The Perpetual Calendar is available in three different variants: One with moonphase display shown here, one with a separate 24 hour-hand which can serve as a 2nd time zone, and finally one with a 52 weeks-counter; the watch is also available in 18k yellow gold.

A special highlight is this skeletonized chronograph rattrapante based on the Valjoux 7750

Since 1993 the new Nivrel brand proved successful, so Hofer could afford to offer a greater variety in case styles, dial colours and even straps besides the elegant Nivrel classics. Now you can get rectangular watches as well as those with black pilot-style dials, cases made of 18k gold, watches with rare and old movements, black straps and bracelets. Some bezels now are polished or feature diamonds, but one thing is still common for all Nivrel watches: Every penny you pay for them has been invested into the quality of their watches and not into fancy advertising.
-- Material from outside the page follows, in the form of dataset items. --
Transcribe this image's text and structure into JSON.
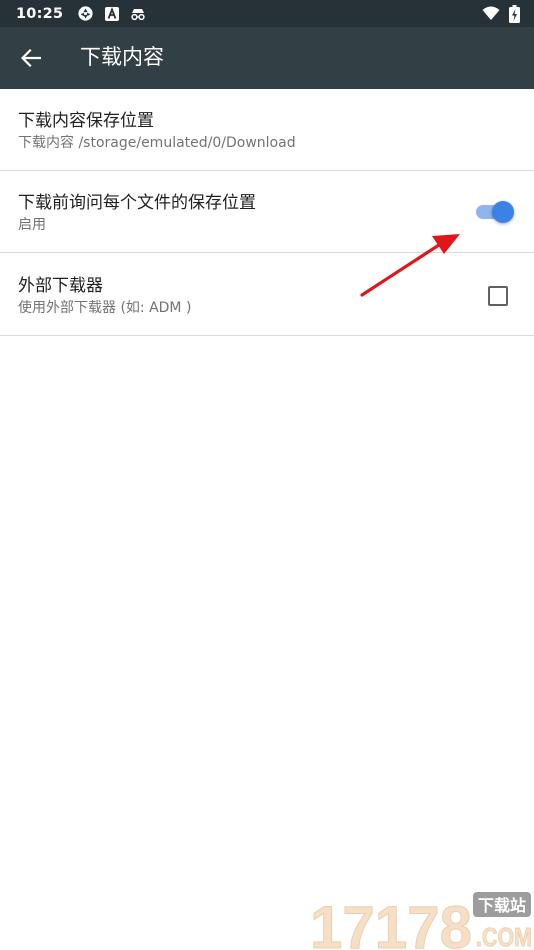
{
  "status_bar": {
    "time": "10:25",
    "left_icons": [
      "sync-icon",
      "a-badge-icon",
      "incognito-icon"
    ],
    "right_icons": [
      "wifi-icon",
      "battery-charging-icon"
    ]
  },
  "toolbar": {
    "back_icon": "arrow-back-icon",
    "title": "下载内容"
  },
  "preferences": [
    {
      "title": "下载内容保存位置",
      "summary": "下载内容 /storage/emulated/0/Download"
    },
    {
      "title": "下载前询问每个文件的保存位置",
      "summary": "启用",
      "control": "switch",
      "checked": true
    },
    {
      "title": "外部下载器",
      "summary": "使用外部下载器 (如: ADM )",
      "control": "checkbox",
      "checked": false
    }
  ],
  "watermark": {
    "number": "17178",
    "badge": "下载站",
    "domain": ".COM"
  },
  "colors": {
    "status_bar": "#273238",
    "toolbar": "#323f45",
    "accent": "#3b82e8",
    "annotation_arrow": "#e0161b"
  }
}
A watch outside the classic Nivrel design: ETA-based chronograph with annual calendar and big date

Another exception from the typical Nivrel style: A very decent-looking ETA-based watch with big date
Since I had written this article more than a year ago, Nivrel has worked hard to consolidate its position on the market. Several new watches were introduced, mainly based on standard movements, albeit nicely decorated, and finished following the high standards established by Gerd Hofer.

One true speciality has been added: A five minutes repetition watch. This modular repetition mechanism was originally developed by Kelek. After that company was purchased by Breitling, its own brand disappeared, and with it some truly interesting watches. Gladly, Mr. Hofer was able to purchase the mechanism, thus he presented Nivrel's exclusive 5-minutes-striker, which is the most inexpensive repeater on the market.

Since then, the interesting watch has seen the expansion of a whole series. Besides a clean-looking version with guilloche dial, Nivrel also offers several skeletonized repeaters, which even includes one 'adorned' with erotic motives.